W1082 Interpretation vs Compilation
Interpretation vs. Compilation
Some languages provide a REPL environment. REPL stands for Read-Evaluate-Print-Loop. This means that a program reads input, evaluates this input and performs any indicated operations, and then prints the output before looping back to read the input again. You're already familiar with one such environment, Bash. Languages which support this type of environment are known as interpreted languages.
A REPL environment does not require access to all of the source code before beginning to evaluate the input. An analogy would be translating from English to Spanish where each sentence is read to a translator in English and then the corresponding sentence in Spanish is received before moving on to the next sentence.
An alternative approach is ECRD. ECRD stands for Edit-Compile-Run-Debug. This type of approach requires that the entire source be in a compiled form before any of the code is executed (run). After the code is run changes may be made to the source to fix errors (debug) and then the entire process begins again. An analogy would be translating from English to Spanish where the entire source document is sent to a translator and then the entire translated document is received. Languages which support this type of environment are known as compiled languages.

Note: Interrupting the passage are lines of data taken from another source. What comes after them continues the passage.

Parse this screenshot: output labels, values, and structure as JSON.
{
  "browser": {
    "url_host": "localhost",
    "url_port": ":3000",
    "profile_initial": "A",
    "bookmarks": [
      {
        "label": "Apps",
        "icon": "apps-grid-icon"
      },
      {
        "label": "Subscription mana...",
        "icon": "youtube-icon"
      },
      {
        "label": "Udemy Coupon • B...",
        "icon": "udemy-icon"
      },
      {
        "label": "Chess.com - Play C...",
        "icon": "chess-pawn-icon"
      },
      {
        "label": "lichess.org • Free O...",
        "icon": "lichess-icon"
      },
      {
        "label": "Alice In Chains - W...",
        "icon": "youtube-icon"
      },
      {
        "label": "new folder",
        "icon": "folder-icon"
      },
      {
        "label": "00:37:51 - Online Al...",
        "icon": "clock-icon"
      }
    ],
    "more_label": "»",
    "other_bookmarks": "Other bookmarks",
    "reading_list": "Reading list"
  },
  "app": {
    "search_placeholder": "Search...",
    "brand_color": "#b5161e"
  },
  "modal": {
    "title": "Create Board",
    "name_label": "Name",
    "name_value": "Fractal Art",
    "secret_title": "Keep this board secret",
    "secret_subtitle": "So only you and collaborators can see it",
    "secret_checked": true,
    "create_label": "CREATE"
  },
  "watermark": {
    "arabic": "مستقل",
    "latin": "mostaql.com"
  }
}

Each approach has strengths and weaknesses. In general, speed of development is faster when using an interpreted language because immediate feedback is received by the developer. However, there is a higher overhead because each line must be interpreted each time it is executed. The source code of a compiled language is compiled into very efficient code that can be executed an arbitrary number of times. Thus, the overhead for translation (compilation) is incurred only once. Note that some languages support both interpretation and compilation.